Environmental experts and eco-aware Tories have lined up to condemn the new licenses. Shaun Spiers, executive director of the Green Alliance, puts the decision down to “electoral politics, not sound policy”. There’s disagreement about the electoral calculus, though. As Sebastian Payne, a wannabe Tory candidate and director of the think tank Onward, has written, scrapping net-zero targets could cost the Conservative Party 1.3 million votes. Net zero “is too important to be left to radicals”, he adds. Thanks, Sebastian.
[See also: Will carbon capture help us reach net zero?]
But it’s not that simple. A snap YouGov poll after the announcement asked if the government was “right or wrong to issue new licenses for oil and gas”. Forty-two per cent said right, against only 27 per cent for wrong. Data aficionado John Burn-Murdoch has a great Twitter thread showing that the British public are more supportive of environmental policies than voters in the US, Germany or France. But that doesn’t necessarily mean they’re against the new licenses policy. A reminder, perhaps, that most of the British public has better things to do than follow the minutiae of policy debates and adopt consistent lines accordingly.
Rishi Sunak, meanwhile, says he wants to “max out” the North Sea in a bid to improve energy security and prioritise domestic production over foreign imports. Grant Shapps, the Energy Security Secretary, has said Labour’s position of barring new licenses if and when they enter government is “mad”, that it threatens 200,000 jobs in the sector, deprives the Exchequer of revenues, and leaves Britain “at the behest of foreign nations”.

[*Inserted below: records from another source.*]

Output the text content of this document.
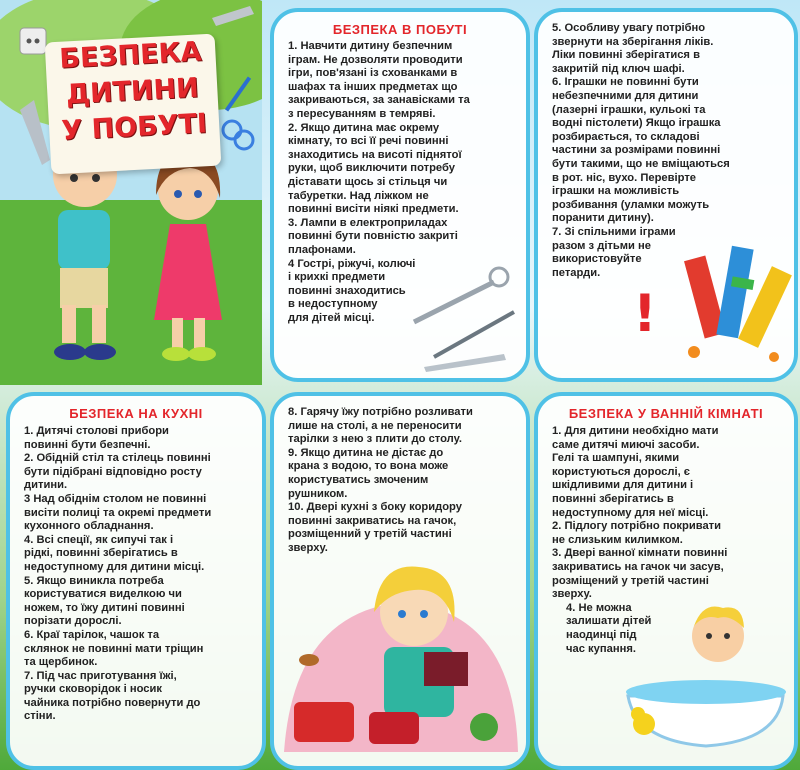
БЕЗПЕКА
ДИТИНИ
У ПОБУТІ
БЕЗПЕКА В ПОБУТІ

1. Навчити дитину безпечним

іграм. Не дозволяти проводити

ігри, пов'язані із схованками в

шафах та інших предметах що

закриваються, за занавісками та

з пересуванням в темряві.

2. Якщо дитина має окрему

кімнату, то всі її речі повинні

знаходитись на висоті піднятої

руки, щоб виключити потребу

діставати щось зі стільця чи

табуретки. Над ліжком не

повинні висіти ніякі предмети.

3. Лампи в електроприладах

повинні бути повністю закриті

плафонами.

4 Гострі, ріжучі, колючі

і крихкі предмети

повинні знаходитись

в недоступному

для дітей місці.

5. Особливу увагу потрібно

звернути на зберігання ліків.

Ліки повинні зберігатися в

закритій під ключ шафі.

6. Іграшки не повинні бути

небезпечними для дитини

(лазерні іграшки, кульокі та

водні пістолети) Якщо іграшка

розбирається, то складові

частини за розмірами повинні

бути такими, що не вміщаються

в рот. ніс, вухо. Перевірте

іграшки на можливість

розбивання (уламки можуть

поранити дитину).

7. Зі спільними іграми

разом з дітьми не

використовуйте

петарди.

!
БЕЗПЕКА НА КУХНІ

1. Дитячі столові прибори

повинні бути безпечні.

2. Обідній стіл та стілець повинні

бути підібрані відповідно росту

дитини.

3 Над обіднім столом не повинні

висіти полиці та окремі предмети

кухонного обладнання.

4. Всі спеції, як сипучі так і

рідкі, повинні зберігатись в

недоступному для дитини місці.

5. Якщо виникла потреба

користуватися виделкою чи

ножем, то їжу дитині повинні

порізати дорослі.

6. Краї тарілок, чашок та

склянок не повинні мати тріщин

та щербинок.

7. Під час приготування їжі,

ручки сковорідок і носик

чайника потрібно повернути до

стіни.

8. Гарячу їжу потрібно розливати

лише на столі, а не переносити

тарілки з нею з плити до столу.

9. Якщо дитина не дістає до

крана з водою, то вона може

користуватись змоченим

рушником.

10. Двері кухні з боку коридору

повинні закриватись на гачок,

розміщенний у третій частині

зверху.

БЕЗПЕКА У ВАННІЙ КІМНАТІ

1. Для дитини необхідно мати

саме дитячі миючі засоби.

Гелі та шампуні, якими

користуються дорослі, є

шкідливими для дитини і

повинні зберігатись в

недоступному для неї місці.

2. Підлогу потрібно покривати

не слизьким килимком.

3. Двері ванної кімнати повинні

закриватись на гачок чи засув,

розміщений у третій частині

зверху.

4. Не можна

залишати дітей

наодинці під

час купання.
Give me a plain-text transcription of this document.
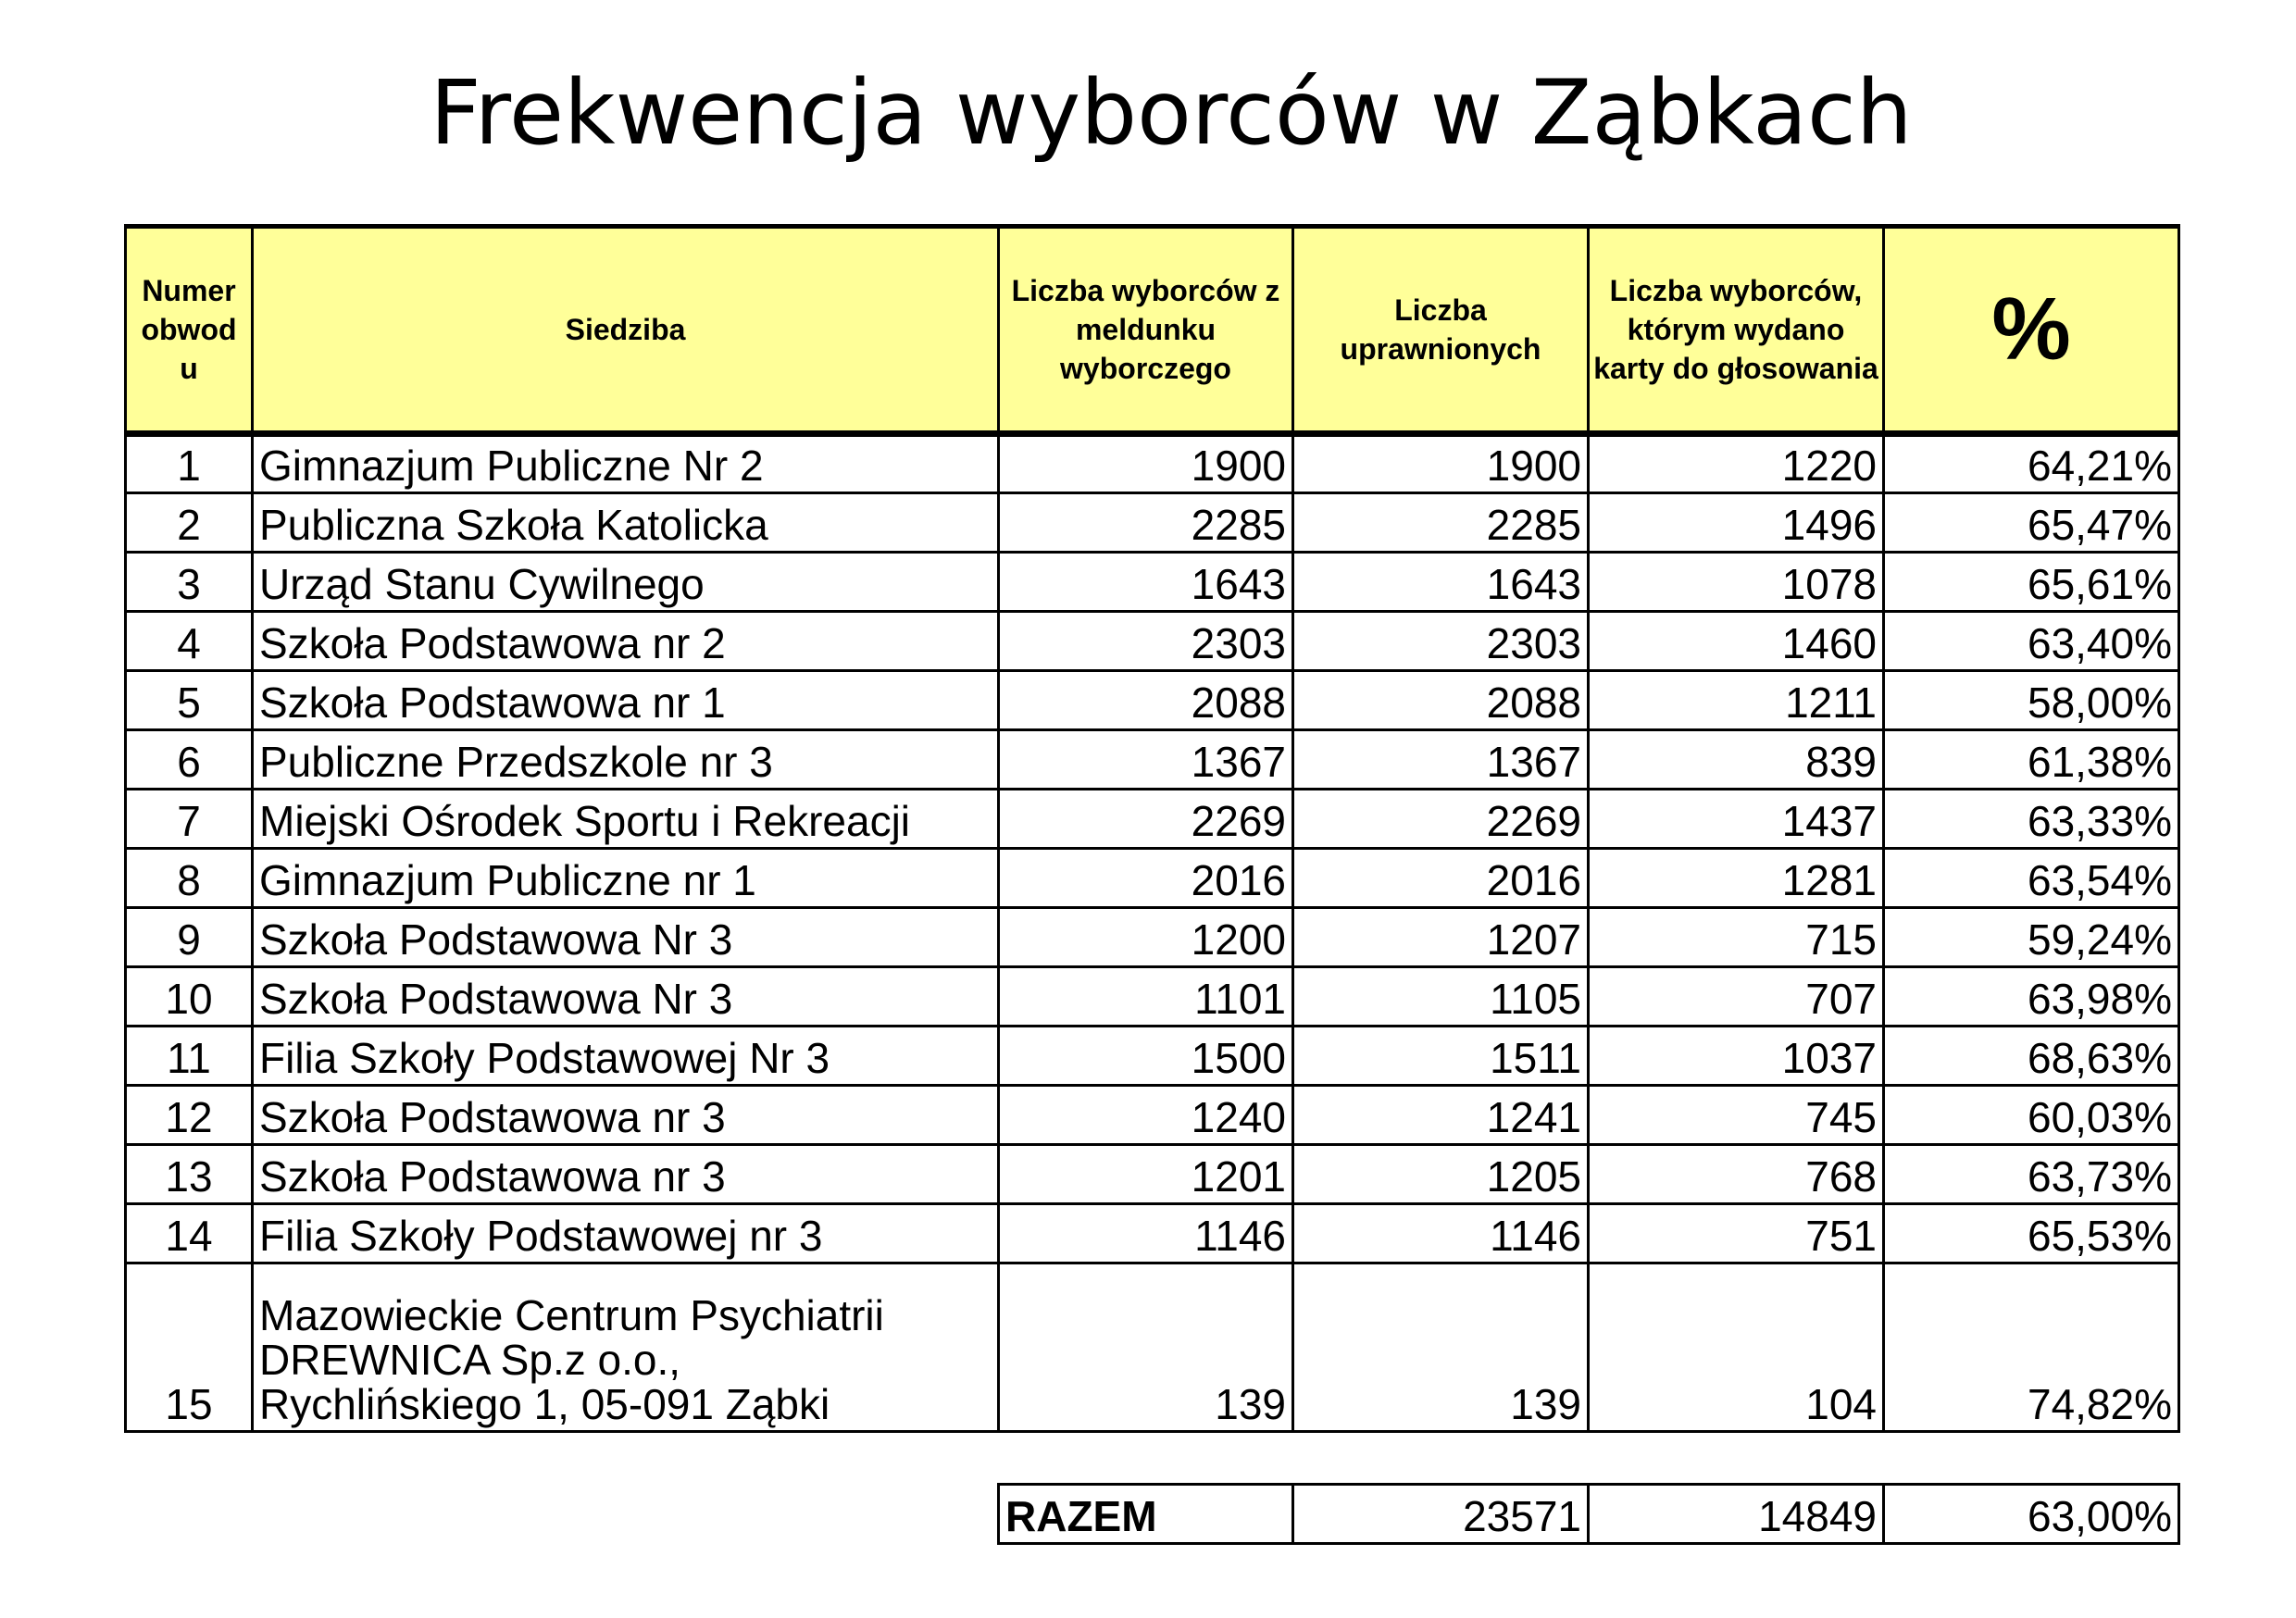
Frekwencja wyborców w Ząbkach
Numer obwod u	Siedziba	Liczba wyborców z meldunku wyborczego	Liczba uprawnionych	Liczba wyborców, którym wydano karty do głosowania	%
1	Gimnazjum Publiczne Nr 2	1900	1900	1220	64,21%
2	Publiczna Szkoła Katolicka	2285	2285	1496	65,47%
3	Urząd Stanu Cywilnego	1643	1643	1078	65,61%
4	Szkoła Podstawowa nr 2	2303	2303	1460	63,40%
5	Szkoła Podstawowa nr 1	2088	2088	1211	58,00%
6	Publiczne Przedszkole nr 3	1367	1367	839	61,38%
7	Miejski Ośrodek Sportu i Rekreacji	2269	2269	1437	63,33%
8	Gimnazjum Publiczne nr 1	2016	2016	1281	63,54%
9	Szkoła Podstawowa Nr 3	1200	1207	715	59,24%
10	Szkoła Podstawowa Nr 3	1101	1105	707	63,98%
11	Filia Szkoły Podstawowej Nr 3	1500	1511	1037	68,63%
12	Szkoła Podstawowa nr 3	1240	1241	745	60,03%
13	Szkoła Podstawowa nr 3	1201	1205	768	63,73%
14	Filia Szkoły Podstawowej nr 3	1146	1146	751	65,53%
15	Mazowieckie Centrum Psychiatrii
DREWNICA Sp.z o.o.,
Rychlińskiego 1, 05-091 Ząbki	139	139	104	74,82%
RAZEM	23571	14849	63,00%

For good measure, the Prime Minister trolled opponents on Twitter by claiming that Labour wanted to “protect Russian jobs” by opposing new drilling. That puts him in about the same political arena as Gary Smith – not a global warming sceptic of the Tory right, but the leader of the GMB trade union. He wants Labour not to cave into what he calls the “bourgeois” environment lobby and “secure our energy supply” to “face down threats from authoritarian regimes”.
Smith cites “trade union comrades from the USA” who support the renewable-friendly agenda of Joe Biden’s Inflation Reduction Act, as well as the president’s continued granting of oil and gas extraction licenses, which outpaced Donald Trump’s in his first two years in office. “They believe in plans, not bans,” Smith says. Similarly, Sharon Graham of Unite has warned that “we will not let the workers in oil and gas become the miners of tomorrow”.
As the dash to a green economy becomes ever more urgent, it seems the debates on how we get there have only just begun.